We are not alone in seeing the rise and rise of these assets.  Recent studies by The Conference Board, We Are All Chief Risk Officers NowSustainability Matters 2014: How Sustainability Can Enhance Corporate Reputation; and Conference Board CEO Challenge® 2014: People and Performance – all point to ‘brand recognition and reputation’, as the FT put it recently, being among the most valuable assets of any company, with a  heightened focus by CEOs to help drive enterprise growth and achieve better performance.

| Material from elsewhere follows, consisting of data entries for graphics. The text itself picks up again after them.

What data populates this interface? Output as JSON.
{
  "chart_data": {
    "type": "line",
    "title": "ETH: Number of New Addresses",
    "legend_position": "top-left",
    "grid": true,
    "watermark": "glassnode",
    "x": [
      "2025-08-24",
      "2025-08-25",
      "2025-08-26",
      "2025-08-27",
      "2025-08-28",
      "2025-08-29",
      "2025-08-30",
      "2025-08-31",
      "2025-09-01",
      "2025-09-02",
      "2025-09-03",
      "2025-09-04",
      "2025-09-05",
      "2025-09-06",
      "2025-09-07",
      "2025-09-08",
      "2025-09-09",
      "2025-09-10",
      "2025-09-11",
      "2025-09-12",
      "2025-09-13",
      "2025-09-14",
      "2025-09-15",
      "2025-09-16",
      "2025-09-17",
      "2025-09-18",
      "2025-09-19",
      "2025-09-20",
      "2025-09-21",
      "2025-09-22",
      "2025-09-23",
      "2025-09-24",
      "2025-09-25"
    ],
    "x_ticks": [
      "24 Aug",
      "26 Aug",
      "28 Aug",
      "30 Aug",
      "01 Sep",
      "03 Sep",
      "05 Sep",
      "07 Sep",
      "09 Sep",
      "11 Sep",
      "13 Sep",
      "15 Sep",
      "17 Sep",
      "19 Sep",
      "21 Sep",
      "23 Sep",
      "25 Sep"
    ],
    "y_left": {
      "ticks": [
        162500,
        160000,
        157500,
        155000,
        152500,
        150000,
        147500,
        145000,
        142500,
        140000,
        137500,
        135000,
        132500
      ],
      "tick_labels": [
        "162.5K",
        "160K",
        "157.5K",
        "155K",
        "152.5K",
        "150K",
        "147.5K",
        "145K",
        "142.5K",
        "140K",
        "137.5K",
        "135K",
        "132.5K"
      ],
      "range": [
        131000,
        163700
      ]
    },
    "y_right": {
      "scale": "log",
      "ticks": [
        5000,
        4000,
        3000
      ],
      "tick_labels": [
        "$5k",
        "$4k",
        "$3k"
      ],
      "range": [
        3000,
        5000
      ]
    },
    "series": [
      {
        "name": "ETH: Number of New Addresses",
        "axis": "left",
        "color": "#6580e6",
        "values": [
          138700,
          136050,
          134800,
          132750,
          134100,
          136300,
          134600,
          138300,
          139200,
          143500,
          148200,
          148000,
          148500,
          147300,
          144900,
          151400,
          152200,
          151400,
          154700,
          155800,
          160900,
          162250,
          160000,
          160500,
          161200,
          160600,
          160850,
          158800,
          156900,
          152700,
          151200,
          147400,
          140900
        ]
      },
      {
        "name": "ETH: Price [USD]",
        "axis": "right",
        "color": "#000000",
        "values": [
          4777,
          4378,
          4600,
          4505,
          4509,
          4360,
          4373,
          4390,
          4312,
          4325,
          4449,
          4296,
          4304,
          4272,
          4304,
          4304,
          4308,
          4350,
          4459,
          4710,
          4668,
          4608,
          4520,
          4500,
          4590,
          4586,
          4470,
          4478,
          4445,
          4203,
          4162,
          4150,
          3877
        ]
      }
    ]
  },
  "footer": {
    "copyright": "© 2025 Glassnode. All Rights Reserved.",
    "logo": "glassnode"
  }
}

Which makes an important distinction, namely the one between ‘brand’ and ‘reputation’. The value and so importance of a ‘brand’ i.e. the thoughts, feeling and associations that consumers attach to the things they buy, is generally well understood. But the value of ‘reputation’, the thoughts, feelings and associations attached to the organizations that produce them across a variety of stakehoders is not. A great deal of time and effort has pursued the measurement of brands and branding, but metrics focused on reputation have largely been ignored.

But now, as risk becomes more complex, transparency more radical, and reputation more dear, with trust as the prize, our mission becomes ever more relevant. Through better alignment with stakeholder values and expectations, attention to authentic reputation creates very real value.  It allows people and businesses to embrace innovation and protect themselves from  risk. And it helps them to become prosperous, resilient and stable, and frees up all those unaccounted-for and wasted costs otherwise spent on fighting fires, fighting for talent, fighting to hold customers, fighting to win over investors, or fighting to shore up blunders.

The role of understanding, measuring and guiding reputation enterprise-wide has significant societal as well as economic value. Organizations’ wider impact and contribution to society does not sit separately in the role of business. It is part of how business should be done as an enabler of business success.

I spend much of my time helping leaders ‘get’ the materiality of reputation by un-picking and re-forming insights and approaches that they may already have and, importantly, making reputation built-in, not bolted-on.  I find that even among the best companies whose journey to sound reputation is thoughtful and well managed, they are generally poorly served when it comes to really understanding,  measuring and managing reputation.

In my 30 year career in research and insight, I have come to see first-hand that what gets measured gets improved.  In the fight for resources, those in charge of helping to steward organizations on reputation need to be more fact-based . And as intangibles become recognized for their value, these assets  demand sound representation at board level – as our guest speaker Gary Sheffer, GE’s global head of communications underlined, “something to withstand the withering questioning from Harvard MBAs around the table”.

Coming back to the FT – Andrew Hill’s article in the special report on Global Brands, said “The good news for brand and communication managers is that the discipline is never again likely to be a low priority ‘afterthought’ for their bosses.  The bad news is that they will have to work harder to justify their positions.” 

And that is where I believe rigorous, actionable insight plays a key part.